Os Projectos
O Tempo e o Modo
João Bénard da Costa

É esta a terceira vez em que eu participo em comemorações de “O Tempo e o Modo”. Em 1983, no vigésimo aniversário do lançamento da Revista, escrevi um artigo para um suplemento cultural, que se publicava à época no Diário de Notícias, a convite do António Barreto, que co-dirigia esse mesmo suplemento com Maria Filomena Mónica e Luís Salgado de Matos. António Alçada Baptista e Vasco Pulido Valente escreveram também, numa espécie de história a três vozes de O Tempo e o Modo.  No artigo que então escreveu, Vasco Pulido Valente dizia que sem duas pessoas O Tempo e o Modo não teria existido.

A primeira era – é – António Alçada Baptista, que a lançou como edição da Livraria Moraes (que ele tinha comprado na segunda metade dos anos 50, quando trocou a carreira de advogado para iniciar uma actividade de livreiro e depois de editor). António Alçada Baptista pagou a Revista e nela gastou uma quantia que Guilherme d’Oliveira Martins quantifica em 100 mil euros de hoje. Quantia enorme que ele perdeu. E foi António Alçada Baptista quem dirigiu O Tempo e o Modo entre Janeiro de 63 e Maio de 69, durante seis anos e meio.

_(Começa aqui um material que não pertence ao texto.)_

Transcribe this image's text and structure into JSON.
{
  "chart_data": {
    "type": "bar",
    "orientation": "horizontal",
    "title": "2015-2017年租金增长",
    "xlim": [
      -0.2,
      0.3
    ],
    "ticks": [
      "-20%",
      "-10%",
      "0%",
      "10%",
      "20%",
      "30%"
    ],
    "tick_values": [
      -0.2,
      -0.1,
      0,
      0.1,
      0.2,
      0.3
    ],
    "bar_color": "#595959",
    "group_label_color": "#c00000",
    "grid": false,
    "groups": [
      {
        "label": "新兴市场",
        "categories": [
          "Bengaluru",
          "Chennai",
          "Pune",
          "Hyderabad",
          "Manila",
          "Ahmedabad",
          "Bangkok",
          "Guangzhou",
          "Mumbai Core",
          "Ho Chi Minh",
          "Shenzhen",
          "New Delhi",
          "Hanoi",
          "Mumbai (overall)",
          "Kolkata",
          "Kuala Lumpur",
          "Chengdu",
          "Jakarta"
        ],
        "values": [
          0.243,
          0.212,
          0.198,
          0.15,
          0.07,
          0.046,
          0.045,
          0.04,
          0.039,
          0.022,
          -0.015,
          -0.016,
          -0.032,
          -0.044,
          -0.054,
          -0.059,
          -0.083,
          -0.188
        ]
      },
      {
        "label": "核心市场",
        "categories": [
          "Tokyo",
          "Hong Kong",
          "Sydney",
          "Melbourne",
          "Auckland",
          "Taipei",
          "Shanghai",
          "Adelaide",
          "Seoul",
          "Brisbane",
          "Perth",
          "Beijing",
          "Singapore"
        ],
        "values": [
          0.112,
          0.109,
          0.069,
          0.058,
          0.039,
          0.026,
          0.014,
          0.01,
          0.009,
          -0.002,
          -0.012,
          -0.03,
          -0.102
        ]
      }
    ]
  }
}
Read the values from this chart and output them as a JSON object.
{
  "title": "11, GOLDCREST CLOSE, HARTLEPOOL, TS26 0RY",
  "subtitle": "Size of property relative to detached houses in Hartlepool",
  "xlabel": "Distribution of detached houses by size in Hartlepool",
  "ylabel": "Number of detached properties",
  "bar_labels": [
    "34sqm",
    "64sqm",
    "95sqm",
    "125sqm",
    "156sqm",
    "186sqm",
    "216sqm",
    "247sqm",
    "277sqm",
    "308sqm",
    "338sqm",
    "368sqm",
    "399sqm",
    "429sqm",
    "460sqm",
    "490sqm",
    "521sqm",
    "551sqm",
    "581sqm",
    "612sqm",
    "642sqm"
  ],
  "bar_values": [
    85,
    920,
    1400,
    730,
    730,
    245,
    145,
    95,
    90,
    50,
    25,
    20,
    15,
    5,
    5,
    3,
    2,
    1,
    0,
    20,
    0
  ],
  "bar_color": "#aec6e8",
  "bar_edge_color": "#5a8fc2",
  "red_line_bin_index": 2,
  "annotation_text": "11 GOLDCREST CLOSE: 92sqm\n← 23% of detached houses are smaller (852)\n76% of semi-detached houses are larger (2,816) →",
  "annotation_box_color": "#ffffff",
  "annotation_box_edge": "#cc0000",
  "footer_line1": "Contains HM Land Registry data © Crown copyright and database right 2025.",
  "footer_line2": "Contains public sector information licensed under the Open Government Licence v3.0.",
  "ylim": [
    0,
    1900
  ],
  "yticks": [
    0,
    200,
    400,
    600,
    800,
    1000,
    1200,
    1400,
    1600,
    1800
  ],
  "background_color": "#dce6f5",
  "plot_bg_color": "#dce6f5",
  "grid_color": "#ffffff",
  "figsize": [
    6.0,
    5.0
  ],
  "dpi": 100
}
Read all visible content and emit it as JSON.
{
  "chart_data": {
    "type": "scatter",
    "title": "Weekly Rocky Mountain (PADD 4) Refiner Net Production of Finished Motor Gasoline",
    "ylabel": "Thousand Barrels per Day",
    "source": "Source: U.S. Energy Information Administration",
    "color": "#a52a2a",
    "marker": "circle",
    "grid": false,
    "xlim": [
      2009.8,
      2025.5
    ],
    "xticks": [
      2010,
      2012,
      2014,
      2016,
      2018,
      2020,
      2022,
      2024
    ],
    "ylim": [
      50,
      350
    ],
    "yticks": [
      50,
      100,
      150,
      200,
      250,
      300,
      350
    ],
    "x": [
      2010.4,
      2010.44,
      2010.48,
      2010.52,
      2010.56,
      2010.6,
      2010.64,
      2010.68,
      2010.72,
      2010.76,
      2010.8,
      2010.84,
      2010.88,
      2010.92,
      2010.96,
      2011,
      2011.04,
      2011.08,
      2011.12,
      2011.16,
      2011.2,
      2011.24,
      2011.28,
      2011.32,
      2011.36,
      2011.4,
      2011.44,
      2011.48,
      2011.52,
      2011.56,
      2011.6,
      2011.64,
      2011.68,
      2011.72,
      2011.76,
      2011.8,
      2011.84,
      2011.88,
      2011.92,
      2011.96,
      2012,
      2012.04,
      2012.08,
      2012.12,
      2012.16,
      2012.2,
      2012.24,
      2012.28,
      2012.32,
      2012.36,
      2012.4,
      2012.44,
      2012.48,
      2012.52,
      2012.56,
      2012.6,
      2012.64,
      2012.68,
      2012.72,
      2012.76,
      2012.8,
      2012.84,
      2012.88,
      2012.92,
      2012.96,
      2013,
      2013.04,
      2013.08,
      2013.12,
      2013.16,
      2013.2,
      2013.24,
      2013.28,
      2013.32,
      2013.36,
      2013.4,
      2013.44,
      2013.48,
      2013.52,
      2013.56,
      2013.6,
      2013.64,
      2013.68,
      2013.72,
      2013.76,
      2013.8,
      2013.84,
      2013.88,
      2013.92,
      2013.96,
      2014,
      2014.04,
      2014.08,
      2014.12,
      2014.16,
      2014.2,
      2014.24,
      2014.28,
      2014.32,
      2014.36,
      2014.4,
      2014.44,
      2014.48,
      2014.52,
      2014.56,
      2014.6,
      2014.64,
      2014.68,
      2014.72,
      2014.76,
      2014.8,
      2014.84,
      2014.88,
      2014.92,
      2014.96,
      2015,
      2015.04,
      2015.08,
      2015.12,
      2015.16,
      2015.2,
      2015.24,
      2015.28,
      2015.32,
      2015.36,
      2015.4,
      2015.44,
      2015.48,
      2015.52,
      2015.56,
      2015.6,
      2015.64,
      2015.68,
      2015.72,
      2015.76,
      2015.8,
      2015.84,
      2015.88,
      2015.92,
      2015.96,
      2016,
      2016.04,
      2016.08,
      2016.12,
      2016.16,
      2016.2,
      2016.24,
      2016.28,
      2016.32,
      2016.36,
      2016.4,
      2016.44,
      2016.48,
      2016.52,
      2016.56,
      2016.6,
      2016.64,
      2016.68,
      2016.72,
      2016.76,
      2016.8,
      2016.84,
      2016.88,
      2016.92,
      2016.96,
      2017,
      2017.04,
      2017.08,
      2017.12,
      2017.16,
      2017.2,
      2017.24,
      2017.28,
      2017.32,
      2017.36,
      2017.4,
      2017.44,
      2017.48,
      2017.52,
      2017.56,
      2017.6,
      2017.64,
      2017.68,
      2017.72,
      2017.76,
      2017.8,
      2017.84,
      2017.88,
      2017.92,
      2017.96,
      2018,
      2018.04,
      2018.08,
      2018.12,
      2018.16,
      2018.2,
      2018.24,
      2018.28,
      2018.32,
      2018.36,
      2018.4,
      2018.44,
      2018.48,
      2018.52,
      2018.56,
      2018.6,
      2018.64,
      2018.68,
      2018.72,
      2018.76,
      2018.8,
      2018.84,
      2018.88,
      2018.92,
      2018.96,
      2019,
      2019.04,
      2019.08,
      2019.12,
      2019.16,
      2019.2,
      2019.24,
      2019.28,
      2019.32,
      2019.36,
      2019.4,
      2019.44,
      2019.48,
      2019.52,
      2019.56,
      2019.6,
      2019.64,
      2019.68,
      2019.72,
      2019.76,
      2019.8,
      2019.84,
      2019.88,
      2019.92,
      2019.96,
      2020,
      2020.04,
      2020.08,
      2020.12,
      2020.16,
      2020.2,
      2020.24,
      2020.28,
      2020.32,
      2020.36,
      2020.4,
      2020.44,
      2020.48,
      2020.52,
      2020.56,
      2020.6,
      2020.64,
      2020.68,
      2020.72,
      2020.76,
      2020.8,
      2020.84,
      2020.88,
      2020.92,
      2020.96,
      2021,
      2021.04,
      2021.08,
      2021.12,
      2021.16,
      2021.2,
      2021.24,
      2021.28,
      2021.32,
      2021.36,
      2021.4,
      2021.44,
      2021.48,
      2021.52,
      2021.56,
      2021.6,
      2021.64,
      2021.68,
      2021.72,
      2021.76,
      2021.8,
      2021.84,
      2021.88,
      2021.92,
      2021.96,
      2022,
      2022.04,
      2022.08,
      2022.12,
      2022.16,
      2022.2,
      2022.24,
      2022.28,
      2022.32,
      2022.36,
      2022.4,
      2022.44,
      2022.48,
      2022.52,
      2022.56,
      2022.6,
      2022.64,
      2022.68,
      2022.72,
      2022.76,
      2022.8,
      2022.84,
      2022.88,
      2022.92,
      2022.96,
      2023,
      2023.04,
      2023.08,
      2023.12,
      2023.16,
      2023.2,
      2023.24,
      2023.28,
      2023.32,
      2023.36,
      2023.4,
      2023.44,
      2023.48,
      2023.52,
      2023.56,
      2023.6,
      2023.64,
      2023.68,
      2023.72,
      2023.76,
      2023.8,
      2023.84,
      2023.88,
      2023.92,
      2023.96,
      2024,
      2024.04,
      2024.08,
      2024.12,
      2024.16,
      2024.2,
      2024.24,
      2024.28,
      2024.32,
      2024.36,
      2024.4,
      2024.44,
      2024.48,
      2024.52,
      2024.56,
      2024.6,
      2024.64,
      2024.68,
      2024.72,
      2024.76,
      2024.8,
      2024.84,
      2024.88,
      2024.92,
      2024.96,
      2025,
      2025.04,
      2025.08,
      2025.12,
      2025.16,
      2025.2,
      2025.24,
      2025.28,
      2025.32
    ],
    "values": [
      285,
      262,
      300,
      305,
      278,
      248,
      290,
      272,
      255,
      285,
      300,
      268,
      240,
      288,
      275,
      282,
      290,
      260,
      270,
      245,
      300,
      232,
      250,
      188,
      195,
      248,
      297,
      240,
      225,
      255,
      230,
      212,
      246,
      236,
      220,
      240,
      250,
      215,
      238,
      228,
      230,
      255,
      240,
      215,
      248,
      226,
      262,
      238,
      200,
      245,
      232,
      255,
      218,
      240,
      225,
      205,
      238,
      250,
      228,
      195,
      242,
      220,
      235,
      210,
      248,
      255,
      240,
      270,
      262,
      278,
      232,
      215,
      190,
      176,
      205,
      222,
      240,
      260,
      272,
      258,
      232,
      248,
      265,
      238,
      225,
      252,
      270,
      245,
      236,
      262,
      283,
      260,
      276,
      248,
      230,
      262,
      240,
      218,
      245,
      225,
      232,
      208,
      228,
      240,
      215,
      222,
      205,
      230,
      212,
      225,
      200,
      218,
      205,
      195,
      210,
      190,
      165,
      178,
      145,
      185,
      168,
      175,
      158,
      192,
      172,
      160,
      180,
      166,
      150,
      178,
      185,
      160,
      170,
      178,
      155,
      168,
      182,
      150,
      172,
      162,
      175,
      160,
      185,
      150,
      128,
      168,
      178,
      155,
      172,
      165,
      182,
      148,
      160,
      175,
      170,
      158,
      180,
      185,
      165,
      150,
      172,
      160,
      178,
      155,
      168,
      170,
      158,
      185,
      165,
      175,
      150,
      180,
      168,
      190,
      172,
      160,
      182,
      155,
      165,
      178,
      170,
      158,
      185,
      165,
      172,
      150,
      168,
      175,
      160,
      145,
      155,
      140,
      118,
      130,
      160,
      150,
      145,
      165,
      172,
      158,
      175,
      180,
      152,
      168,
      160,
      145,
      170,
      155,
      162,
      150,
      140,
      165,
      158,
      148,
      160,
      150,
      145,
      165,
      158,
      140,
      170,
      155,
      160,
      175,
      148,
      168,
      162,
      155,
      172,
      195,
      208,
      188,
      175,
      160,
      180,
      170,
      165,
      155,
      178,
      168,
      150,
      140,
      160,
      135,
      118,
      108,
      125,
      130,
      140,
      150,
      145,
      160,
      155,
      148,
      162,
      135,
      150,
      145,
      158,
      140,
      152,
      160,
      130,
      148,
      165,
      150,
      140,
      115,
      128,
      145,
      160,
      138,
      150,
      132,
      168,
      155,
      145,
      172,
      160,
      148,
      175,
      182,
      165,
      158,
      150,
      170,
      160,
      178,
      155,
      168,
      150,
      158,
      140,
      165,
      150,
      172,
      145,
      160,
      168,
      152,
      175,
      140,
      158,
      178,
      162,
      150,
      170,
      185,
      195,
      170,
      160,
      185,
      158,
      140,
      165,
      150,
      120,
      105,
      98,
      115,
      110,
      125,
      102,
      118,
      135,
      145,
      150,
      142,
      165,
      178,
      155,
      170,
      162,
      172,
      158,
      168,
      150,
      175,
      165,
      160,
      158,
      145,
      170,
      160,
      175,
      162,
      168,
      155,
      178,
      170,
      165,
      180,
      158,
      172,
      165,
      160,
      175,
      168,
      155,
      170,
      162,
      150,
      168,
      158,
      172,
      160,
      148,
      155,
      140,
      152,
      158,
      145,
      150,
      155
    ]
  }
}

A outra pessoa – dizia Vasco Pulido Valente – era eu. Confirmo e não desminto porque considero (modéstia à parte e com a objectividade possível) que investi n’ O  Tempo e o Modo o melhor de mim, pelo menos até meados de 1970.
Quero, contudo, juntar quatro outros nomes ao número de pessoas sem as quais “O Tempo e o Modo” não teria sido o que foi.

O próprio Vasco Pulido Valente, subchefe de Redacção desde Outubro de 63 a Maio de 67, quando partiu para Oxford, cuja contribuição foi capital. Muito novo quando entrou para a Revista (tinha 21 anos), foi nas páginas de O Tempo e o Modo que o seu estilo, a sua acutilância e o seu brilho se manifestaram pela primeira vez, tornando O Tempo e o Modo mais polémico, mais irreverente, mais agressivo, e abrindo-o à geração de universitários que se seguiu à geração de 62: Luís Salgado de Matos, Alexandre Bettencourt, Júlio Castro Caldas, José Lavradio, etc. Recordo sobretudo José Lavradio, que morreu logo no início de O Tempo e o Modo, em 1965.

O segundo nome é o de Nuno de Bragança, que não só fez parte do grupo inicial, como lançou a secção de Noticiário Crítico, que inaugurou e dirigiu num estilo que veio a fazer escola na imprensa portuguesa, um português novo, “desenvolto” – chamou-lhe à época Eduardo Lourenço -, nos antípodas do academismo que os órgãos congéneres praticavam. De 63 a 66 (continuando depois a colaborar), ele foi o responsável pela qualidade da Revista e pela sua garra. O futuro autor de A Noite e o Riso, de Directa e de Square Tolstoi, um dos nossos romancistas mais inovadores, impregnou com o seu estilo as páginas de O Tempo e o Modo, ao mesmo tempo que, sendo um dos católicos fundadores, era aquele que se situava mais à esquerda. Ele a abriu para um diálogo intenso com a vanguarda política que vinha de 62 e depois esteve na base do Movimento de Acção Revolucionária  (o chamado MAR), muito activo entre 63 e 65.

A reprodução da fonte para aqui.